Complicité entre patrons du Cac40, médias et politiques? Pour quelques millions de plus…
Par Pauline Ebrart
Après « Les médias vous siphonnent la cervelle, mais vous n’êtes pas obligés de vous laisser faire », publié il y a plusieurs mois ici-même, voici dans le même registre d’interpellation et de réflexion, le film de Yannick Kéroual : « Les nouveaux chiens de garde». Le film pointe et démonte sans démagogie et avec humour, les mécanismes de coalition, les complicités et les intérêts qui lient les grands patrons du Cac 40 à l’ensemble des journalistes, éditorialistes, économistes et experts en tout genre qui aujourd’hui tiennent, grâce à ces patrons propriétaires de tous les médias (entre autres propriétés) l’ensemble de la communication nationale.
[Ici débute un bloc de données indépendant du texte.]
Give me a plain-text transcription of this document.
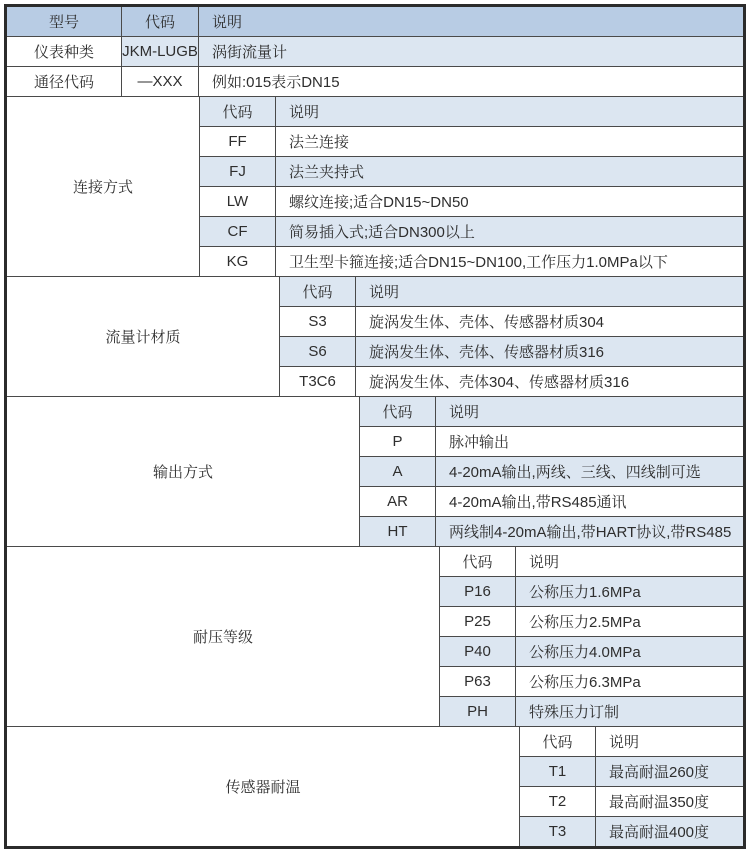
型号	代码	说明
仪表种类	JKM-LUGB 涡街流量计
通径代码	—XXX	例如:015表示DN15
连接方式
代码	说明
FF	法兰连接
FJ	法兰夹持式
LW	螺纹连接;适合DN15~DN50
CF	简易插入式;适合DN300以上
KG	卫生型卡箍连接;适合DN15~DN100,工作压力1.0MPa以下
流量计材质
代码	说明
S3	旋涡发生体、壳体、传感器材质304
S6	旋涡发生体、壳体、传感器材质316
T3C6	旋涡发生体、壳体304、传感器材质316
输出方式
代码	说明
P	脉冲输出
A	4-20mA输出,两线、三线、四线制可选
AR	4-20mA输出,带RS485通讯
HT	两线制4-20mA输出,带HART协议,带RS485
耐压等级
代码	说明
P16	公称压力1.6MPa
P25	公称压力2.5MPa
P40	公称压力4.0MPa
P63	公称压力6.3MPa
PH	特殊压力订制
传感器耐温
代码	说明
T1	最高耐温260度
T2	最高耐温350度
T3	最高耐温400度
Télévision, radios, presse, éditions, plus rien n’échappe au contrôle des grosses entreprises du Cac 40, qui maîtrisent et mettent en place leurs propres contradicteurs, leurs candides destinés à donner l’impression aux auditeurs et aux lecteurs que la liberté d’expression existe avec celle de penser, et qu’évidemment la sincérité et l’honnêteté intellectuelle et civique règne sur les plateaux de leurs émissions, dans les studios de leurs radios ou dans leurs journaux.
Des émissions de télévision bâties sur le mode qu’Alain Pierrefitte avait imaginé dans les années 60 : un présentateur et des « experts » pour expliquer les grands problèmes d’un monde dont il anticipait le mouvement, la rapidité et la globalisation.
Mais, A. Pierrefitte n’avait pas anticipé de l’avidité et la soif de puissance que l’argent décuple et perverti dans ceux qui, par héritage le plus souvent, ont entre leurs mains trop de finances et de pouvoir. Ni d’ailleurs les désirs mégalomaniaques qui dans des pulsions délirantes leur donnent à croire qu’ils peuvent s’approprier le monde et le gérer selon leurs besoins, leurs envies et leurs nécessités, au point d’avoir par intérêts liés participés à la crise financière, économique et sociale qui aujourd’hui bouleverse la planète.
Qui peut croire que seuls les Américains ont joué aux apprentis sorciers avec le monde, quand toute la finance du monde, ce qu’on appelle les marchés financiers, appartient à une toute petite oligarchie, un microcosme puissant par l’argent qu’il possède, plus de milliards qu’il n’en faudrait pour supprimer la totalité des famines et des détresses d’une planète en souffrance, mais indigent par le cœur dont il n’a que faire, qui vraiment peut encore croire ça ? Que tout serait venu de la seule Amérique, alors que la finance est imbriquée en elle-même comme la toile d’un araignée.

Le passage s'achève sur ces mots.